Strafverfahren gegen Fifa-Boss Blatter Das Präsidentenbeben

Fifa-Präsident Blatter, Uefa-Boss Platini: Die Statik ist gefährdet
Foto: AFPPressekonferenzen haben im Funktionärsleben des Joseph S. Blatter immer eine große Rolle gespielt, und man tut dem 79-Jährigen sicher kein Unrecht, wenn man annimmt: Er mag sie ganz gern. Oder besser: mochte.
Der beispiellose Abstieg, den der Fifa-Präsident und sein Verband in den vergangenen Monaten genommen haben, wurde auch immer hervorragend symbolisiert durch die öffentlichen Auftritte des Bosses. Im Juni musste Blatter ankündigen, er werde im Zuge der Fifa-Krise sein Amt zur Verfügung stellen. Im Juli wurde er vor einer Pressekonferenz mit Geldscheinen beworfen. Und heute, an diesem 25. September 2015? Kam er einfach gar nicht mehr.
Wahrscheinlich muss, sollte oder darf sich die Fußballwelt an dieses Bild gewöhnen: Blatter ist weg, dieses Szenario ist nach den Ereignissen des für die Zukunft des Weltfußball einschneidenden Freitags so wahrscheinlich wie nie zuvor. Die Schweizer Bundesanwaltschaft teilte mit, dass offiziell gegen Blatter ermittelt werde. Es geht um den Verdacht der "ungetreuen Geschäftsbesorgung" und möglicherweise auch der Veruntreuung.
Konnte sich Blatter bisher immer noch mit Verweis auf die eigene angeblich so weiße Weste auf seinem Posten halten, so ist ein Rücktritt nach den massiven Verdachtsmomenten nun alternativlos. Auch wenn für Blatter selbstverständlich die Unschuldsvermutung gelten muss und er über seinen Anwalt dementieren lässt ("Es hat zweifellos kein Missmanagement gegeben"): Allein ein Präsident im Visier der Staatsanwaltschaft ist nicht mehr tragbar.

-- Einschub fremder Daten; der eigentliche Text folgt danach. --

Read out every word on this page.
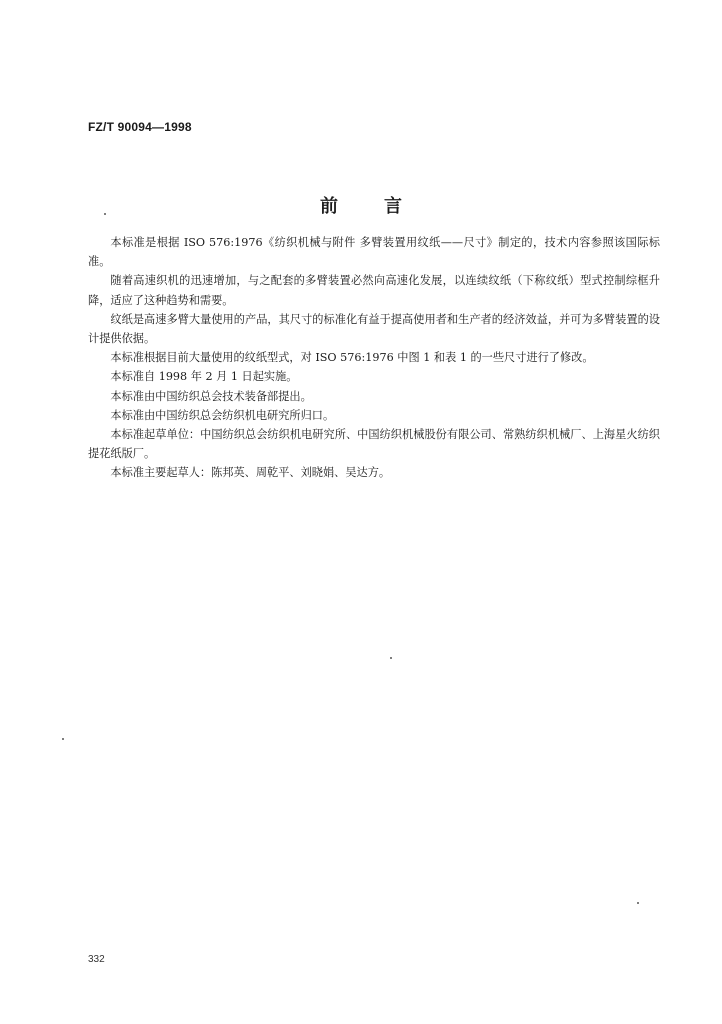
FZ/T 90094—1998
前言

本标准是根据 ISO 576:1976《纺织机械与附件 多臂装置用纹纸——尺寸》制定的，技术内容参照该国际标准。

随着高速织机的迅速增加，与之配套的多臂装置必然向高速化发展，以连续纹纸（下称纹纸）型式控制综框升降，适应了这种趋势和需要。

纹纸是高速多臂大量使用的产品，其尺寸的标准化有益于提高使用者和生产者的经济效益，并可为多臂装置的设计提供依据。

本标准根据目前大量使用的纹纸型式，对 ISO 576:1976 中图 1 和表 1 的一些尺寸进行了修改。

本标准自 1998 年 2 月 1 日起实施。

本标准由中国纺织总会技术装备部提出。

本标准由中国纺织总会纺织机电研究所归口。

本标准起草单位：中国纺织总会纺织机电研究所、中国纺织机械股份有限公司、常熟纺织机械厂、上海星火纺织提花纸版厂。

本标准主要起草人：陈邦英、周乾平、刘晓娟、吴达方。

332
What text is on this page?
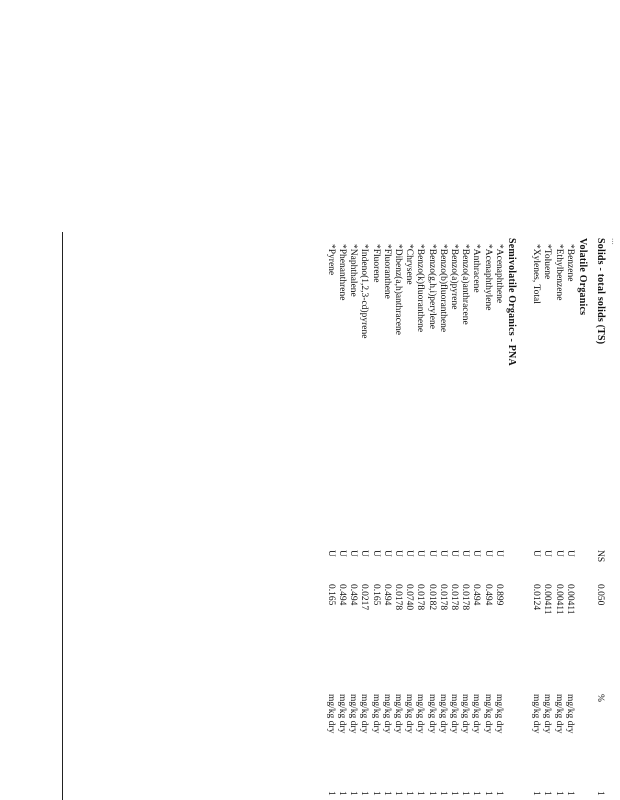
...
Solids - total solids (TS)
NS
0.050
%
1
Volatile Organics
*Benzene
U
0.00411
mg/kg dry
1
*Ethylbenzene
U
0.00411
mg/kg dry
1
*Toluene
U
0.00411
mg/kg dry
1
*Xylenes, Total
U
0.0124
mg/kg dry
1
Semivolatile Organics - PNA
*Acenaphthene
U
0.899
mg/kg dry
1
*Acenaphthylene
U
0.494
mg/kg dry
1
*Anthracene
U
0.494
mg/kg dry
1
*Benzo(a)anthracene
U
0.0178
mg/kg dry
1
*Benzo(a)pyrene
U
0.0178
mg/kg dry
1
*Benzo(b)fluoranthene
U
0.0178
mg/kg dry
1
*Benzo(g,h,i)perylene
U
0.0182
mg/kg dry
1
*Benzo(k)fluoranthene
U
0.0178
mg/kg dry
1
*Chrysene
U
0.0740
mg/kg dry
1
*Dibenz(a,h)anthracene
U
0.0178
mg/kg dry
1
*Fluoranthene
U
0.494
mg/kg dry
1
*Fluorene
U
0.165
mg/kg dry
1
*Indeno(1,2,3-cd)pyrene
U
0.0217
mg/kg dry
1
*Naphthalene
U
0.494
mg/kg dry
1
*Phenanthrene
U
0.494
mg/kg dry
1
*Pyrene
U
0.165
mg/kg dry
1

Blatters Fifa-Karriere: Entwicklungshelfer, Generalsekretär, Big Boss
Überraschend kam die Nachricht von den Ermittlungen gegen den mächtigsten Mann des Planeten Fußball nicht mehr. Die Einschläge waren ja zuletzt so nahe gekommen, dass man sich Blatter unweigerlich kauernd in einem Keller vorstellen musste. Und doch hatte sich in der Mitteilung der Schweizer Bundesanwaltschaft durchaus Sensationelles versteckt.
"Zudem wird Joseph Blatter eine treuwidrige Zahlung von zwei Millionen Schweizer Franken im Februar 2011 an Michel Platini, Präsident der Union of European Football Associations (Uefa), zu Lasten der Fifa vorgeworfen, angeblich für die zwischen Januar 1999 und Juni 2002 geleisteten Dienste."
Das ist ein Satz, der die Statik nicht nur der Fifa gefährdet, sondern die des Europäischen Fußballverbandes Uefa gleich mit. Denn er rückt expressis verbis auch Michel Platini ins Zwielicht, den nicht weniger mächtigen und dem Fifa-Boss in herzlicher Abneigung verbundenen Uefa-Boss. Platini, so heißt es in der Mitteilung der Schweizer, "wurde an diesem Freitag als Auskunftsperson (Art. 178 StPO) von Vertretern der Bundesanwaltschaft einvernommen."
Der gefährliche Satz sagt: Es gibt den Verdacht, dass Joseph Blatter 2011 zwei Millionen Schweizer Franken an Michel Platini gezahlt haben soll. Für Dienste, die angeblich zwischen zwölf und neun Jahren zurückliegen. Und genau dort liegt das Problem. Zum einen für Blatter, der große Schwierigkeiten haben wird, eine Zahlung mit diesem gigantischen zeitlichen Abstand zu begründen.
Zum anderen aber auch für Platini, der im Februar 2016 (oder früher) am liebsten Blatters Nachfolger als Fifa-Boss werden will. Denn natürlich steht nun unausgesprochen auch der Verdacht im Raum, der Franzose mit den guten Verbindungen nach Katar könnte die Millionen 2011 nicht für vergangene Dienste bekommen haben (bis 2002 war er Blatters Berater), sondern für Tätigkeiten mit deutlich näherem zeitlichen Bezug.
Michel Platini stehen spannende Wochen bevor, größtmögliche Transparenz in eigener Sache wird gefragt sein. Kann er das? Will er das? Kann er das wollen?
Der Fifa-Präsident ist spätestens seit diesem Freitag ausgezählt. Aber auch der Mann, der Fifa-Präsident werden will, ist nun mindestens angezählt.